Document Content Types & Ranking

Modified on Mon, 1 Jun at 2:04 PM

Need help with anything in this article or have other questions? Contact us at support@noticiasolutions.com

This guide explains how different types of document content—native files, extracted text, formatted content, OCR - and file‑type ranking, work together in the system. It describes how text is created, how it becomes searchable, and how the system decides which version of a document to display. The goal is to help you understand why certain content appears in the viewer, how hit highlighting works, and how to manage file ranking when a document has more than one version (native, image/pdf, and/or text file).

Extracted Text, Formatted Content View and OCR – Simple Overview

Extracted Text:

Creates a separate text file taken from the document content
Used for exporting text files, or processes that require a text file (AI, CAL etc)
It does not affect search results or hit highlighting

Formatted/Unformatted Content View:

Formatted content, unformatted content, and native view modes always show the same document
Does not rely on text files (including extracted text); it reads the content directly from the document displayed in the native online viewer
Displays text characters only (letters, numbers, symbols)
Does not display images within the document

OCRing:

Only applies to images or PDFs.
When you run OCR you have two choices:

1. Embedded OCR (PDF only)

Reads the text and embeds the text into the PDF.
Does not generate a separate text file.
To generate a text file from embedded OCR’d content, run Extract Text.

2. OCR to a Separate Text File

Creates a standalone text file.
Does not embed the text in the document.
To show this OCR text in formatted content view, the text file must rank higher than the image in file type ranking.

Important:

If you choose to OCR without embedding the text it will replace any existing text file that was loaded, or created by extracting text.

Summary

These three components work together but serve different purposes:

Extracted Text → creates a text file for processing.
Formatted/Unformatted Content → shows the document’s text‑only content in the viewer.
OCR → adds text to documents that don’t have any.

As long as a document has any source of text—embedded, extracted, OCR‑generated, or native—the document is searchable and will appear in search results if any text source matches the criteria.

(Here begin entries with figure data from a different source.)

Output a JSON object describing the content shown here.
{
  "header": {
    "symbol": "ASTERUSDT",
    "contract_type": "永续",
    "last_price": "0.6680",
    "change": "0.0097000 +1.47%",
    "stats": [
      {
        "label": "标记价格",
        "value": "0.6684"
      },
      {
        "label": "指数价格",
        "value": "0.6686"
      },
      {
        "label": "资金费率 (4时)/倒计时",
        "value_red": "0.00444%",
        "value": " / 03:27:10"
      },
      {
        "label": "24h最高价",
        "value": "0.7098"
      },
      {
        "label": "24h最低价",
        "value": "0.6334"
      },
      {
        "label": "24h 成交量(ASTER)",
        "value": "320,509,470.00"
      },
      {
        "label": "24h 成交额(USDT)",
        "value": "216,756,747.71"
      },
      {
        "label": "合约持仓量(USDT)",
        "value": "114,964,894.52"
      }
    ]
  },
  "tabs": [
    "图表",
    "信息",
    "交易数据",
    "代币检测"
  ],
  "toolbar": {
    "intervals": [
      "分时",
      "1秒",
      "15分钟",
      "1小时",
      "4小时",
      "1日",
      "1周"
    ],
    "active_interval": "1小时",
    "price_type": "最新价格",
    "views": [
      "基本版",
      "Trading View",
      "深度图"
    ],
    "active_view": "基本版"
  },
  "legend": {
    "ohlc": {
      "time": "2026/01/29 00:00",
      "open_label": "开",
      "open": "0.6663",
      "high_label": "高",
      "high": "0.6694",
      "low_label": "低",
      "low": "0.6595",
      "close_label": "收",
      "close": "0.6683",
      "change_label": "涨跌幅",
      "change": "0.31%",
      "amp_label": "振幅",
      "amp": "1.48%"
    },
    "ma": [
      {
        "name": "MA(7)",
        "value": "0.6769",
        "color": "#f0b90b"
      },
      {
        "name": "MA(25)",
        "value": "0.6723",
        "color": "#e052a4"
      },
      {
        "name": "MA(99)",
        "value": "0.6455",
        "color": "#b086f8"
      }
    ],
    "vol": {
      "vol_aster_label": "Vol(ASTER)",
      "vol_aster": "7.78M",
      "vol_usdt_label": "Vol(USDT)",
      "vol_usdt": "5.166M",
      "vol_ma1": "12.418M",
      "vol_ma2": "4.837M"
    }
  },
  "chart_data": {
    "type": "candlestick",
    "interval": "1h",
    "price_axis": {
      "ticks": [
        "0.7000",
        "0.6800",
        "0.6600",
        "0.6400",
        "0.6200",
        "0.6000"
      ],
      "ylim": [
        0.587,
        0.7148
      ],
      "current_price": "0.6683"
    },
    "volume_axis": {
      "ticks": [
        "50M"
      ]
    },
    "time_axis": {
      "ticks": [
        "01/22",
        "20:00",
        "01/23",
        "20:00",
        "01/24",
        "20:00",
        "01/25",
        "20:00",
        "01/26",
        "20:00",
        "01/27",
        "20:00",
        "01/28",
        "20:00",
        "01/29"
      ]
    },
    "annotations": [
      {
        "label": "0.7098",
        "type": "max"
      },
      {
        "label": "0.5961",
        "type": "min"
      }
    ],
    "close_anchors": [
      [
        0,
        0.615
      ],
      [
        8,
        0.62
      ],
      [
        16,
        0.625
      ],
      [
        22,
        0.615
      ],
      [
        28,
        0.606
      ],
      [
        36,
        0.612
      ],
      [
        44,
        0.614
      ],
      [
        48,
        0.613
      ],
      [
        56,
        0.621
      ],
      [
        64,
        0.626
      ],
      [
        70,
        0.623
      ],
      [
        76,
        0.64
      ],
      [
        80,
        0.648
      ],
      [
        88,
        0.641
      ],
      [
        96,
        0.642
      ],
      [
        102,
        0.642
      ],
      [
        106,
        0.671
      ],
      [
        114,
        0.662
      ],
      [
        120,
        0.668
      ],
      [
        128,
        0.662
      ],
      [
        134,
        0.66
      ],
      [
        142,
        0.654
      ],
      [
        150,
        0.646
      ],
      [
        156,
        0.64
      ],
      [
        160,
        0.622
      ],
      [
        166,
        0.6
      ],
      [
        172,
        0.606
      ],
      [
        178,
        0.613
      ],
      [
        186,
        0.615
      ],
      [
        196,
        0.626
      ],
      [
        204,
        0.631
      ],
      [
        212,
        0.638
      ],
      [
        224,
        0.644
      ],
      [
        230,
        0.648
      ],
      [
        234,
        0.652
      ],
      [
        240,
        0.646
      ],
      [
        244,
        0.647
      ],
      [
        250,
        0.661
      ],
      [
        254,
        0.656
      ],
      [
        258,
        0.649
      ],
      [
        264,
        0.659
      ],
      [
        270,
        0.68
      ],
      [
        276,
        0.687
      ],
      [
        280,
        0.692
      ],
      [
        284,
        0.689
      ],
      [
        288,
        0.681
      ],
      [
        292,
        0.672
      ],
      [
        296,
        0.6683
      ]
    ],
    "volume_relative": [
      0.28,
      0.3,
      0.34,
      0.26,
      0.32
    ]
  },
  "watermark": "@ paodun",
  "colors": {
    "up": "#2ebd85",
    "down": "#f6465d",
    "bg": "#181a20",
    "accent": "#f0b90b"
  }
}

General Summary of what Content File Type Rank Is:

A single document in the system can have multiple file versions associated to it (for example: a word file, a text file and an image file). The Content File Type Rank tells the system which of those files to display in:

the native online viewer, and
the formatted/unformatted content view

Important:

You only get hit highlighting if the term appears in the file that is being displayed in the

native/formatted/unformatted viewer

Content File Ranking vs Content Searching

These concepts are separate:

Content File Rank

Decides which file is shown in the native/formatted/unformatted viewer
Controls where hit highlighting can appear
Is the file used for analytics jobs

Content Searching

Uses the index, which contains all the text from all attached files
Search results return the document if the term appears in any of the files.

File Types that are not listed on the Case Options page.

This is only a concern if you are importing more than 1 file type for that record:

Example:

You import a csv file with a text file.

The text file ranks higher by default
The text file appears in the native viewer.
The image viewer will still show the csv
Both files are searchable, but only the file showing in the native view will have its content in the formatted/unformatted text view and therefore show that contents hit highlights.
If you would prefer to see the csv in the native viewer, add the missing file extension (.csv) to the Content File Rank list, and rank it higher than the text file.